Изменить стиль страницы

— Старший инспектор, — пробормотал я, губы у меня ссохлись, раскрывать рот было трудно, да и глаза мне тоже хотелось закрыть, повалиться на пол и поспать часиков восемь, тогда я, возможно, нашел бы слова, чтобы объяснить этому человеку, далеко не глупому, в чем я уже успел убедиться. Простые, вроде бы, вещи, никак не желавшие доходить до его сознания, будто именно его, а не меня, подвергали допросу третьей степени… или четвертой? Я не знал, понятно, по каким признакам отличают в полиции степени допросов, но был уверен, что в любом случае это нарушение прав человека, и так просто я этого не оставлю. Здесь не Абу-Грейб, все-таки.

— Старший инспектор, — повторил я, разлепив, наконец, губы, чтобы сказанное слышал не только я сам, но и Стадлер, сидевший, как мне почему-то начало казаться, не в двух шагах, а сотне миллионов миль, на далекой планете, — я вам уже говорил, но вы не слышите… эти два преступления… они не могут быть не связаны… и если понять одно…

— Вот-вот, — добродушно произнес Стадлер. — Если я пойму одно — это вот, — то сообщу о результатах майору Фридхолму, и пусть он использует мои сведения, как ему будет угодно. Послушайте, Бочкариофф, — неожиданно озлился Стадлер и перегнулся ко мне через стол, а его банда подступила на шаг, готовая к новой фазе мучительства, — вы хотите, чтобы я допросил вас и по делу об убийстве этого… как его… который пел в Стокгольме? Да? Хотите, чтобы я и шведа на вас навесил? В вашей любимой физике это называется: довести ситуацию до абсурда. Такой глупости я не сделаю. Внешние признаки и совпадения еще не означают существования внутренних связей, это вам тоже должно быть известно. Я вас отлично понимаю, Бочкариофф. Вы убиваете Гастальдона, не знаю как, это вы мне расскажете… а потом узнаете о похожем убийстве в Швеции, ум у вас быстрый, и вы понимаете, что это шанс запутать следствие. Можете не мотать головой, так все и было, и вы мне скоро это сами подтвердите и подпишете. И сообщник у вас был, теперь это очевидно. Кто-то недавно звонил в Стокгольм, назвался вашим именем, но вы-то сидели здесь, на этом стуле! Так кто звонил?

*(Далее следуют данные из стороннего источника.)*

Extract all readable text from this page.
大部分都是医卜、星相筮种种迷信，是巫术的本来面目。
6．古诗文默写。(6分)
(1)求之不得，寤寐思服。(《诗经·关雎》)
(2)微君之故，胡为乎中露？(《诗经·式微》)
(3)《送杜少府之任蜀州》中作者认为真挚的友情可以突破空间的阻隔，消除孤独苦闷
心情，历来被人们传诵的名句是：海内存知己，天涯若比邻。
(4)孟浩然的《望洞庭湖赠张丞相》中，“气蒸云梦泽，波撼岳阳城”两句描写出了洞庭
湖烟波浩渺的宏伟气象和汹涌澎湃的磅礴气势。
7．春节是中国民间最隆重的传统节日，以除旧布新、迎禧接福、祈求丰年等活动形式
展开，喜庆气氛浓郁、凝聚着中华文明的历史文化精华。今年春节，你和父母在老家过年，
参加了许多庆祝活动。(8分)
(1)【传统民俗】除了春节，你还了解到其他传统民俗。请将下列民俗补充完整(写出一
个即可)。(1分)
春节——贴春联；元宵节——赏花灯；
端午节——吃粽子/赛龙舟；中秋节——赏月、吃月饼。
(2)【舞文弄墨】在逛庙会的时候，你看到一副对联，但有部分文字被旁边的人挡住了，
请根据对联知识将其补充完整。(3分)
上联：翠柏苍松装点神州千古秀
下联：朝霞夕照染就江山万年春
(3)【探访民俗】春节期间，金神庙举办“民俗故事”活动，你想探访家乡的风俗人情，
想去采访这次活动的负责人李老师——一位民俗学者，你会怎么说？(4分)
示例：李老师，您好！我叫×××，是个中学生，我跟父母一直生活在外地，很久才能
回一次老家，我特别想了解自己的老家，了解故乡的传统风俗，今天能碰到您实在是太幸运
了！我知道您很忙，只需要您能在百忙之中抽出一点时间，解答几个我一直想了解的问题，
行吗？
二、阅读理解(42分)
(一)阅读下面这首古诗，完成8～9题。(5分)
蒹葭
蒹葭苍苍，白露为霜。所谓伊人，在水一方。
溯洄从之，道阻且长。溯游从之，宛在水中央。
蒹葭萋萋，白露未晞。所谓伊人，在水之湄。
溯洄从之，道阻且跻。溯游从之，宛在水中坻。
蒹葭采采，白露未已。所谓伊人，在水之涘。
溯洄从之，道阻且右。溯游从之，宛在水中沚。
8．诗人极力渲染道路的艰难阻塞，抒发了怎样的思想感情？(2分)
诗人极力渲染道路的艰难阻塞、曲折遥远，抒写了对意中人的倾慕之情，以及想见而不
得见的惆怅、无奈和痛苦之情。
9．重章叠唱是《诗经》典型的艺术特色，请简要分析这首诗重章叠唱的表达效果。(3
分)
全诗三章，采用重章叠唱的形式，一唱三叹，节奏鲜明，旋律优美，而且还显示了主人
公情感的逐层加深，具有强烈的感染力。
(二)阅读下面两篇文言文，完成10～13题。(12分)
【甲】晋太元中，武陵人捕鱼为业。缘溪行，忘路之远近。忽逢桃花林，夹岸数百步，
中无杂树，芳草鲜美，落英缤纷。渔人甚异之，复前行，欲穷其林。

— О чем вы говорите, инспектор…

— Старший инспектор!

— Старший… Звонил я, да… Это было вечером, я даже не подумал, что в Европе ночь.

— Звонили полчаса назад, в Стокгольме скоро полдень, время звонка фиксировано, уж это вы могли бы предусмотреть!

— Я звонил… — начал я и прикусил язык. Вот оно! Если мне и нужно было доказательство, это было оно самое, тут и сомневаться не приходилось.

Да, но… Доказательством это было для меня, а для Стадлера — всего лишь мое слово против официально зафиксированного времени. С одной стороны — документ, с другой — мои измышления. И я могу говорить все, что угодно…

— Так что же делал в вашей квартире Гастальдон?

О, Господи, опять… Жаль, я не был йогом — мог бы отключиться, замедлить все процессы в организме, копы хоть до следующей недели повторяли бы свои вопросы, а я сидел бы мешок мешком, ничего не слышал, не видел, не ощущал… а потом пришел бы в себя в камере… или в своей квартире…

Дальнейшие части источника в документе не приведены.